Beasiswa luar negeri menjadi buruan hampir setiap orang--baik yang cinta dengan pendidikan atau pun mereka yang mendambakan kehidupan lebih baik. Atas nama beasiswa, mereka berlomba menginjakkan kaki di tanah seberang demi mengusung misi tertentu: mendongkrak taraf perekonomian yang lebih baik, atau sampai pada jejalan keliling negeri sasarannya.
Yusran Darmawan, salah seorang penulis buku Indonesia Jungkir Balik (2012), yang juga sedang menimba ilmu Pascasarjana di Communication and Development Program, Ohio University, Athens, United States, menuturkan peliknya menjadi mahasiswa beasiswa di luar negeri. Setelah berjibaku dengan tugas-tugasnya sebagai mahasiswa, ia juga harus tetap hidup dalam kondisi serbapas.
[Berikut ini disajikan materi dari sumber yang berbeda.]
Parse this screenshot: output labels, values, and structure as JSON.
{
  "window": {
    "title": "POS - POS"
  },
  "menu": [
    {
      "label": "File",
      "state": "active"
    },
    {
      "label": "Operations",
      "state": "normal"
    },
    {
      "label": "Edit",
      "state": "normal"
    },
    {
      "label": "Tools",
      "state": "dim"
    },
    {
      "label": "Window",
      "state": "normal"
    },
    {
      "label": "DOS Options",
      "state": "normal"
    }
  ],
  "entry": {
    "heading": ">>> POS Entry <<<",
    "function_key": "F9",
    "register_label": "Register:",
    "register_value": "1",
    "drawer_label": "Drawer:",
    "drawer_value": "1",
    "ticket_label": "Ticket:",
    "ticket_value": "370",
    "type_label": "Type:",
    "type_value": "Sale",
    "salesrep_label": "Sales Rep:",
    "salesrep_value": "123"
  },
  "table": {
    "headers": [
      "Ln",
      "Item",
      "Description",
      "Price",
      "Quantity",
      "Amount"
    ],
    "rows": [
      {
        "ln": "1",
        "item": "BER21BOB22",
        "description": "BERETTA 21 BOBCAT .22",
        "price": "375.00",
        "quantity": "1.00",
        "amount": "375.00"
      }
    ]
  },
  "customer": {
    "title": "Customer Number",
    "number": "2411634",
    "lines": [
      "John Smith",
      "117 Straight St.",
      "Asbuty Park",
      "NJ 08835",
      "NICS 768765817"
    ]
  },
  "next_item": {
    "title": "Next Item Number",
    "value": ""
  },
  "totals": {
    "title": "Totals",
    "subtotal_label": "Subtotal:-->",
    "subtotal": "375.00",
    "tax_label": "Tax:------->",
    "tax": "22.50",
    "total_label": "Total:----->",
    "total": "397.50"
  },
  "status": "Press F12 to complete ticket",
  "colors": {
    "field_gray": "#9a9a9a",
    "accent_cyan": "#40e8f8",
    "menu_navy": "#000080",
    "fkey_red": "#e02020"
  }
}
Mitos. Inilah kata yang tepat mengaitkan perihal beasiswa luar negeri dan seluk-likunya. Pada edisi "Mendidik Manusia" kali ini, Yusran akan mengisahkan empat mitos beasiswa di Amerika. Simak ceritanya!
"Mitos-Mitos Pencari Beasiswa Amerika"
SESEORANG
tiba-tiba saja menyapa. Ia mengajak diskusi tentang sekolah di luar negeri. Ia
bertanya banyak hal. Ia tidak membahas tentang tema-tema riset terbaru atau
perkembangan dalam satu bidang. Ia bertanya, tentang apakah dirinya bisa
mencari kerja tambahan di luar negeri? Apakah dirinya bisa membawa pulang
banyak uang setelah belajar?
Gara-gara
tulisan di blog (www.timur-angin.com), saya sering mendapat pertanyaan dari
para pencari beasiswa. Banyak pertanyaan yang lucu dan ajaib. Anehnya,
rata-rata meminta informasi tentang
link atau jaringan tentang beasiswa. Dipikirnya, saya tahu banyak
tentang jenis-jenis beasiswa. Yang juga aneh, seseorang di ujung Sumatera
mengirimkan email tentang dirinya yang harus menanggung keluarganya sejak
kecil, serta harapan agar bisa keluar negeri demi meningkatkan harkat dan
martabat keluarga. What?
Berdasarkan
banyak pertanyaan yang diajukan orang-orang, saya mencatat ada sejumlah
kesamaan ataupun anggapan dari para pencari beasiswa tentang studi di luar
negeri. Baiklah. Marilah kita mendiskusikannya satu per satu.
Pertama,
banyak pencari beasiswa yang mengira bahwa belajar di luar negeri adalah jalan
pintas untuk kaya-raya. Mereka pikir bahwa dengan keluar negeri, pasti akan
membawa banyak uang, sehingga kelak akan beli rumah, tanah, mobil, atau apa
saja. Anggapan ini tak selalu benar. Malah sering salah. Beberapa teman yang
belajar di Australia setahu saya, pulang membawa banyak duit. Namun ini tak
bisa digeneralisir. Untuk negara seperti Amerika Serikat (AS), anggapan ini
jelas salah besar.
Jumlah
beasiswa untuk satu orang terbilang pas-pasan. Berdasarkan observasi saya pada
penerima beasiswa, jumlah yang diterima hanya pas untuk bertahan hdup selama
sebulan. Separuh dari biaya bulanan, akan habis untuk biaya apartemen. Jika
membawa keluarga, sebagaimana saya, maka jumlah pengeluaran pasti akan
bertambah. Konsekuensinya adalah mesti hidup dengan biaya pas-pasan. Boro-boro mau jalan-jalan dan lihat
keindahan negara bagian lain, untuk makan saja sering harus masak indomie.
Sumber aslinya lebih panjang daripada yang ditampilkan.